Turbinicarpus valdezianus is a plant species in the Cactaceae family.

==Description==
Turbinicarpus valdezianus, one of the smallest and slowest-growing plants in its genus, has tiny feathery spines that obscure its body. While it is usually found growing solitary, it can occasionally form clumps. When young, this plant has spherical stems that later become cylindrical with a narrower base and short, spirally arranged tubercles. The plumose spination entirely covers the apex. About half of the plant is underground, supported by a substantial taproot. These plants typically reach 3–5 cm in height and 1–2 cm in diameter.

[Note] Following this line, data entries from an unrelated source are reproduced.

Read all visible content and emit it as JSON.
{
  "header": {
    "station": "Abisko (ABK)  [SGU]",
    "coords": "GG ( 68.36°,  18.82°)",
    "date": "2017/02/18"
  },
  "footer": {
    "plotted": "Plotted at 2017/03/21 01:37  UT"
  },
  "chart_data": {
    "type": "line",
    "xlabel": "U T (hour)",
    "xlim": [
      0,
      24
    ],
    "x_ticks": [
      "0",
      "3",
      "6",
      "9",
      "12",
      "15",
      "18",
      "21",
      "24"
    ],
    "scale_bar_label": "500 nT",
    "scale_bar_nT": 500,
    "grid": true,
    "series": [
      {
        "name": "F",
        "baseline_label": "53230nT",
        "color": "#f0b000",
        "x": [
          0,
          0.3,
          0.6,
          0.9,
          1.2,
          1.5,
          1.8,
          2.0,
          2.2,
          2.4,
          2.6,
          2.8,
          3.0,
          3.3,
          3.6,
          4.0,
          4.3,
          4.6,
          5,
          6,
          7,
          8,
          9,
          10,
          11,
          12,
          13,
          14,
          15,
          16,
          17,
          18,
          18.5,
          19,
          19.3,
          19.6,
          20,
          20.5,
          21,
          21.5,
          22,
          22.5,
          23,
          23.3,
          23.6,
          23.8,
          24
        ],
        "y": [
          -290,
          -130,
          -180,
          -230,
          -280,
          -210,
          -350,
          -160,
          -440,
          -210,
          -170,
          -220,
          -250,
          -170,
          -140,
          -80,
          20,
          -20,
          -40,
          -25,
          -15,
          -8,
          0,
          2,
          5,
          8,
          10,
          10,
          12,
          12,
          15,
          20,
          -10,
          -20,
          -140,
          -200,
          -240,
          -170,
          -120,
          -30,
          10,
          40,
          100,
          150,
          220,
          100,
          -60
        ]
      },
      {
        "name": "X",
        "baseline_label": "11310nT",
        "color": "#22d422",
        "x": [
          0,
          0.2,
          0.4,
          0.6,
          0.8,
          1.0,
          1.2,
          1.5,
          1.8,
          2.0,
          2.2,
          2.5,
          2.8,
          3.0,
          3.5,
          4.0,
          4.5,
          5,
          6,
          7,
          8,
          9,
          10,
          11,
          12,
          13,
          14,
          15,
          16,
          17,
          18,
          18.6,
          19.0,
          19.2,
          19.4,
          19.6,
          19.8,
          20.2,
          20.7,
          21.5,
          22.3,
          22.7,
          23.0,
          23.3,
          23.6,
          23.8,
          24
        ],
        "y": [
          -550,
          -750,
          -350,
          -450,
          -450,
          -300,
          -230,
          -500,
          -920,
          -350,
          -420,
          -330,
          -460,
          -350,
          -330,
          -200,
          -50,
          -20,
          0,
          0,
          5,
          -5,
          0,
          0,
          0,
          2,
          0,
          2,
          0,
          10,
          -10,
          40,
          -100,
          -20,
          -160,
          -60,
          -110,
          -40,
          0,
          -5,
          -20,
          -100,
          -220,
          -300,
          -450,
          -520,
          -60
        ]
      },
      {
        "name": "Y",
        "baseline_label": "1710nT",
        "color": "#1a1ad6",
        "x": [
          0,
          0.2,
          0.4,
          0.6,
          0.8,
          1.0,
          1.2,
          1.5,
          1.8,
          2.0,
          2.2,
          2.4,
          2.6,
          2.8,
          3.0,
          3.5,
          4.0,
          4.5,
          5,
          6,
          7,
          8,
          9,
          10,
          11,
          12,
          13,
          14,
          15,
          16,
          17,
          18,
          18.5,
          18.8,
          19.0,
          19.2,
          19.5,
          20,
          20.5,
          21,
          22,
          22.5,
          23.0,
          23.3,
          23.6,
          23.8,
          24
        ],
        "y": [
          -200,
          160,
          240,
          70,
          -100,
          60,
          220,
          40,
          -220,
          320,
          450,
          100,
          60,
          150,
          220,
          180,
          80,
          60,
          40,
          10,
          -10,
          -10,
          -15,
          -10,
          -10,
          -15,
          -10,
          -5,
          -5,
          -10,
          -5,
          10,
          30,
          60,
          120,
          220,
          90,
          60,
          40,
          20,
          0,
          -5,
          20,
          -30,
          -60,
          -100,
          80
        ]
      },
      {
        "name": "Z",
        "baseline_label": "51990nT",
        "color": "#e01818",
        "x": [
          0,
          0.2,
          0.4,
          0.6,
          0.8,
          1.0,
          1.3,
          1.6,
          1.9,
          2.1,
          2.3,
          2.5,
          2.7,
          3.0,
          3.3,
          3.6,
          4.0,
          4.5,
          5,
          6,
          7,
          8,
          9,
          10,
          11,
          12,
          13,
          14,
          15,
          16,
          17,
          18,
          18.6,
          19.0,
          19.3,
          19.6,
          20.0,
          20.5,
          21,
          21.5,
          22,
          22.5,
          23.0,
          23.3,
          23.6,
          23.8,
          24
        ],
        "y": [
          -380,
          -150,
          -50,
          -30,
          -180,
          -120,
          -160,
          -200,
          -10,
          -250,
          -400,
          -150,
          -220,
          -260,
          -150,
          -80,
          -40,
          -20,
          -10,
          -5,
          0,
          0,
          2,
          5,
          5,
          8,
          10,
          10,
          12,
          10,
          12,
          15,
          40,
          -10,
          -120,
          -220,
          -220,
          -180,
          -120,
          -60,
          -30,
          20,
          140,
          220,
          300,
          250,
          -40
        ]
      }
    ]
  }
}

They are adorned with 25-30 dense, feathery, white spines, each measuring around 0.5 mm long and spreading flat around the areoles.

In the spring, Turbinicarpus valdezianus produces 1-5 flowers that open during the day at the plant's apex. It is found scattered in small populations across various locations. The color of its flowers varies from pinkish-white to bright pink, with darker magenta or reddish-brown midveins.

==Distribution==
This species thrives in the Chihuahuan Desert and Meseta Central matorral of Mexico, ranging from Saltillo in the state of Coahuila to nearly Matehuala in San Luis Potosí, at 1400 to 1600 meters elevation. It is threatened by habitat loss.